在scala中合并流

Question

我需要帮助将两个流合并为一个。输出必须如下：

(elem1list1#elem1list2, elem2list1#elem2list2...) 

如果任何流为空，函数就会中断

def mergeStream(a: Stream[A], b: Stream[A]):Stream[A] = 
if (a.isEmpty || b.isEmpty) Nil
else (a,b) match {
case(x#::xs, y#::ys) => x#::y
}

有什么办法解决吗？

Answer 1

您还可以将zip 和两个Streams 放在一起，这会将较长的Stream 和flatMap 从元组中截断：

a.zip(b).flatMap { case (a, b) => Stream(a, b) }

虽然我不能说它的效率。

scala> val a = Stream(1,2,3,4)
a: scala.collection.immutable.Stream[Int] = Stream(1, ?)

scala> val b = Stream.from(3)
b: scala.collection.immutable.Stream[Int] = Stream(3, ?)
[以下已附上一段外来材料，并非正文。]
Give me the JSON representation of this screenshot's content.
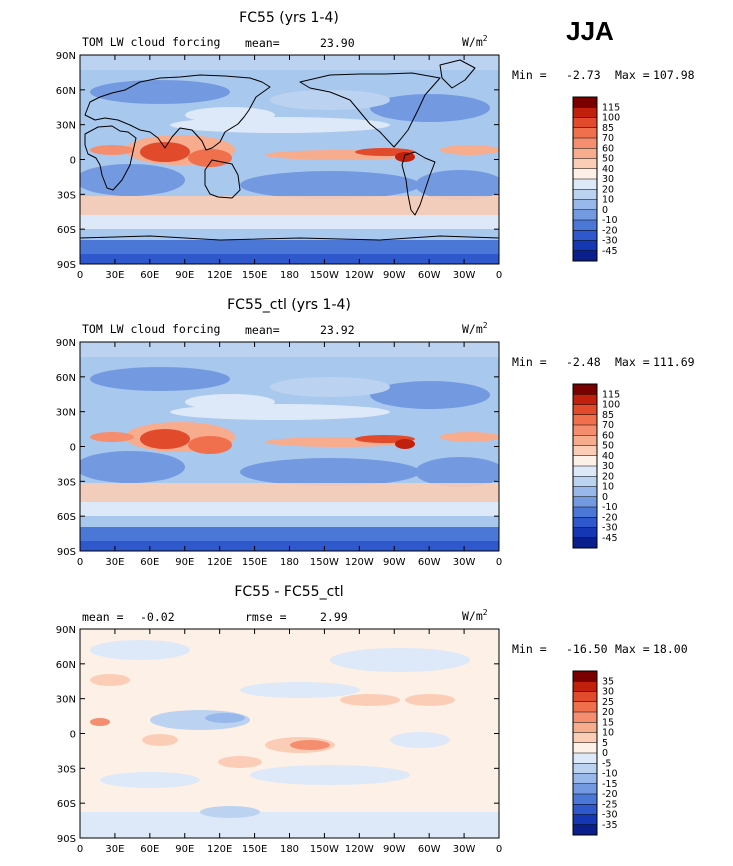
{
  "season": "JJA",
  "colors": {
    "map_base": "#a9c8ee",
    "land_outline": "#000000"
  },
  "chart_data": [
    {
      "type": "heatmap",
      "title": "FC55 (yrs 1-4)",
      "left_label": "TOM LW cloud forcing",
      "stat_label": "mean=",
      "stat_value": "23.90",
      "units": "W/m",
      "units_exp": "2",
      "min_label": "Min =",
      "min_value": "-2.73",
      "max_label": "Max =",
      "max_value": "107.98",
      "xlabels": [
        "0",
        "30E",
        "60E",
        "90E",
        "120E",
        "150E",
        "180",
        "150W",
        "120W",
        "90W",
        "60W",
        "30W",
        "0"
      ],
      "ylabels": [
        "90N",
        "60N",
        "30N",
        "0",
        "30S",
        "60S",
        "90S"
      ],
      "colorbar": {
        "labels": [
          "115",
          "100",
          "85",
          "70",
          "60",
          "50",
          "40",
          "30",
          "20",
          "10",
          "0",
          "-10",
          "-20",
          "-30",
          "-45"
        ],
        "colors": [
          "#7a0000",
          "#c0200c",
          "#e14a2a",
          "#f0704e",
          "#f48e6e",
          "#f8ac8e",
          "#fbcdb6",
          "#fdf0e6",
          "#dde9f8",
          "#bcd2f1",
          "#98b7ea",
          "#7399e0",
          "#4b78d7",
          "#2e58cc",
          "#1537b3",
          "#0a1f8c"
        ]
      }
    },
    {
      "type": "heatmap",
      "title": "FC55_ctl (yrs 1-4)",
      "left_label": "TOM LW cloud forcing",
      "stat_label": "mean=",
      "stat_value": "23.92",
      "units": "W/m",
      "units_exp": "2",
      "min_label": "Min =",
      "min_value": "-2.48",
      "max_label": "Max =",
      "max_value": "111.69",
      "xlabels": [
        "0",
        "30E",
        "60E",
        "90E",
        "120E",
        "150E",
        "180",
        "150W",
        "120W",
        "90W",
        "60W",
        "30W",
        "0"
      ],
      "ylabels": [
        "90N",
        "60N",
        "30N",
        "0",
        "30S",
        "60S",
        "90S"
      ],
      "colorbar": {
        "labels": [
          "115",
          "100",
          "85",
          "70",
          "60",
          "50",
          "40",
          "30",
          "20",
          "10",
          "0",
          "-10",
          "-20",
          "-30",
          "-45"
        ],
        "colors": [
          "#7a0000",
          "#c0200c",
          "#e14a2a",
          "#f0704e",
          "#f48e6e",
          "#f8ac8e",
          "#fbcdb6",
          "#fdf0e6",
          "#dde9f8",
          "#bcd2f1",
          "#98b7ea",
          "#7399e0",
          "#4b78d7",
          "#2e58cc",
          "#1537b3",
          "#0a1f8c"
        ]
      }
    },
    {
      "type": "heatmap",
      "title": "FC55 - FC55_ctl",
      "left_label": "mean =",
      "left_value": "-0.02",
      "stat_label": "rmse =",
      "stat_value": "2.99",
      "units": "W/m",
      "units_exp": "2",
      "min_label": "Min =",
      "min_value": "-16.50",
      "max_label": "Max =",
      "max_value": "18.00",
      "xlabels": [
        "0",
        "30E",
        "60E",
        "90E",
        "120E",
        "150E",
        "180",
        "150W",
        "120W",
        "90W",
        "60W",
        "30W",
        "0"
      ],
      "ylabels": [
        "90N",
        "60N",
        "30N",
        "0",
        "30S",
        "60S",
        "90S"
      ],
      "colorbar": {
        "labels": [
          "35",
          "30",
          "25",
          "20",
          "15",
          "10",
          "5",
          "0",
          "-5",
          "-10",
          "-15",
          "-20",
          "-25",
          "-30",
          "-35"
        ],
        "colors": [
          "#7a0000",
          "#c0200c",
          "#e14a2a",
          "#f0704e",
          "#f48e6e",
          "#f8ac8e",
          "#fbcdb6",
          "#fdf0e6",
          "#dde9f8",
          "#bcd2f1",
          "#98b7ea",
          "#7399e0",
          "#4b78d7",
          "#2e58cc",
          "#1537b3",
          "#0a1f8c"
        ]
      }
    }
  ]
}
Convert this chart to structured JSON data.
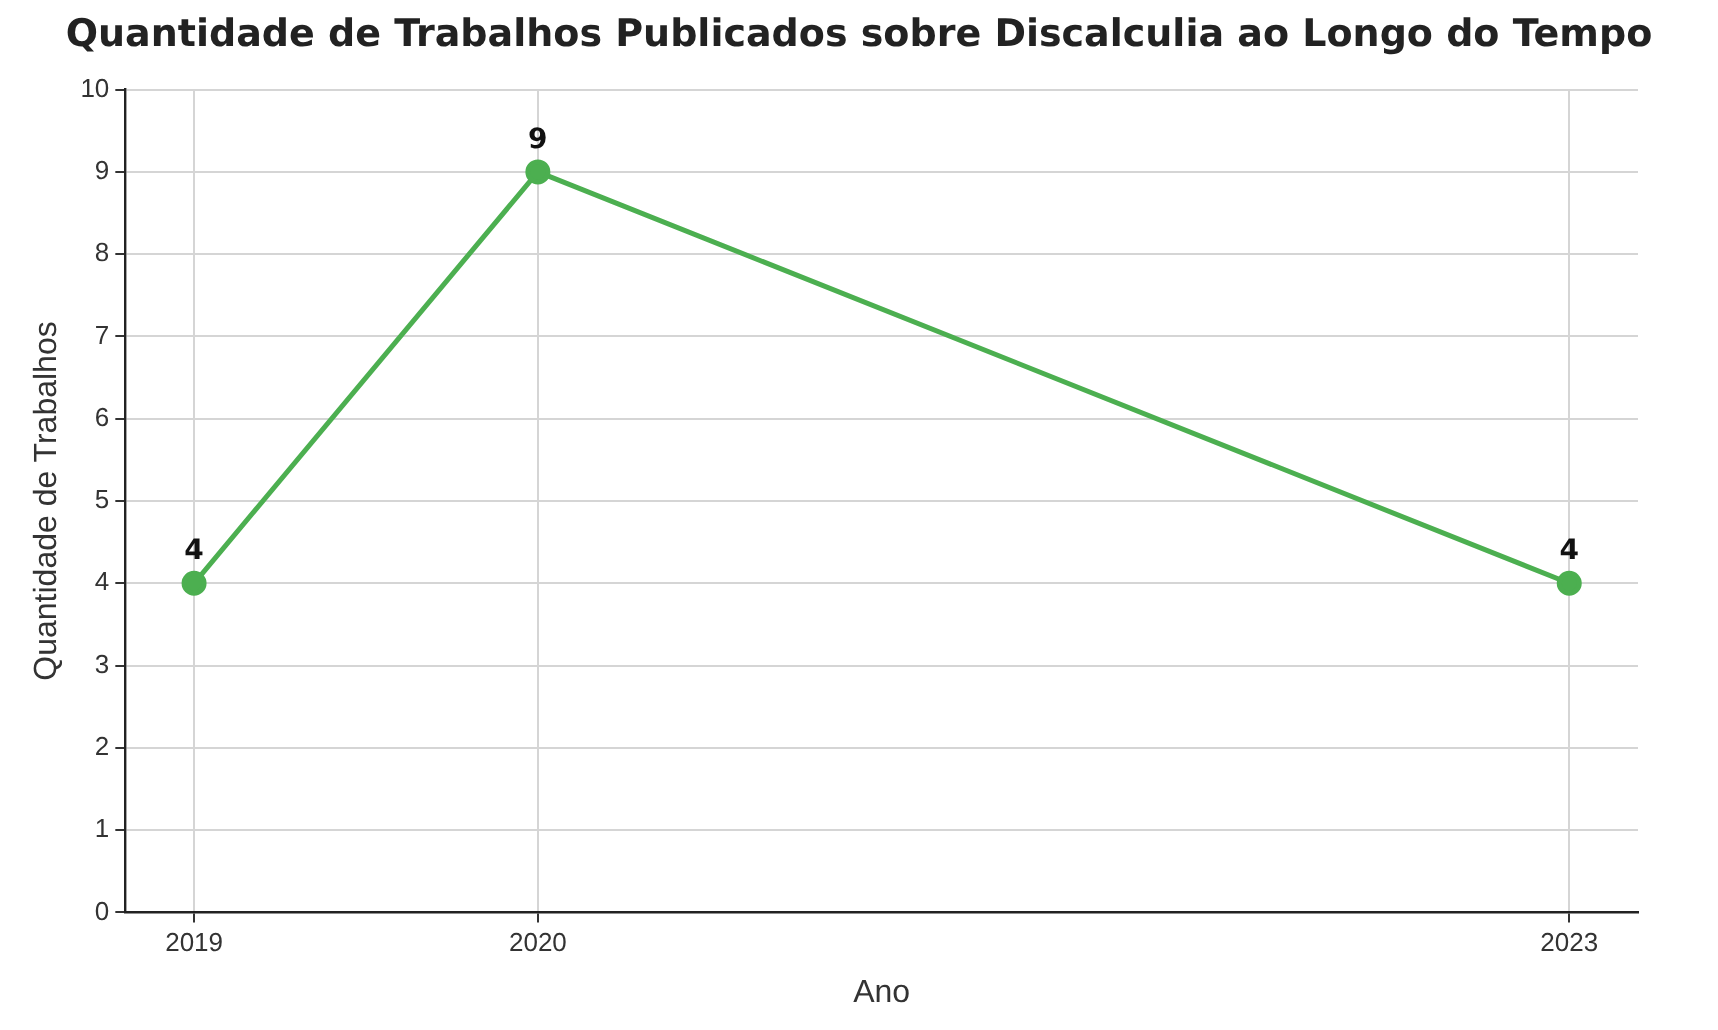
{
  "chart_data": {
    "type": "line",
    "title": "Quantidade de Trabalhos Publicados sobre Discalculia ao Longo do Tempo",
    "xlabel": "Ano",
    "ylabel": "Quantidade de Trabalhos",
    "x": [
      2019,
      2020,
      2023
    ],
    "series": [
      {
        "color": "#4caf50",
        "values": [
          4,
          9,
          4
        ]
      }
    ],
    "xlim": [
      2018.8,
      2023.2
    ],
    "xticks": [
      2019,
      2020,
      2023
    ],
    "ylim": [
      0,
      10
    ],
    "yticks": [
      0,
      1,
      2,
      3,
      4,
      5,
      6,
      7,
      8,
      9,
      10
    ],
    "grid": true,
    "marker": "circle",
    "line_style": "solid",
    "data_labels": true,
    "legend": false
  }
}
scala> val c = a.zip(b).flatMap { case (a, b) => Stream(a, b) }.take(10).toList
c: List[Int] = List(1, 3, 2, 4, 3, 5, 4, 6)

Answer 2

def mergeStream(s1: Stream[Int], s2: Stream[Int]): Stream[Int] = (s1, s2) match {
  case (x#::xs, y#::ys) => x #:: y #:: mergeStream(xs, ys)
  case _ => Stream.empty
}

scala> mergeStream(Stream.from(1), Stream.from(100)).take(10).toList
res0: List[Int] = List(1, 100, 2, 101, 3, 102, 4, 103, 5, 104)

Answer 3

您可以使用 scalaz 的交错：

scala> (Stream(1,2) interleave Stream.from(10)).take(10).force
res1: scala.collection.immutable.Stream[Int] = Stream(1, 10, 2, 11, 12, 13, 14, 15, 16, 17)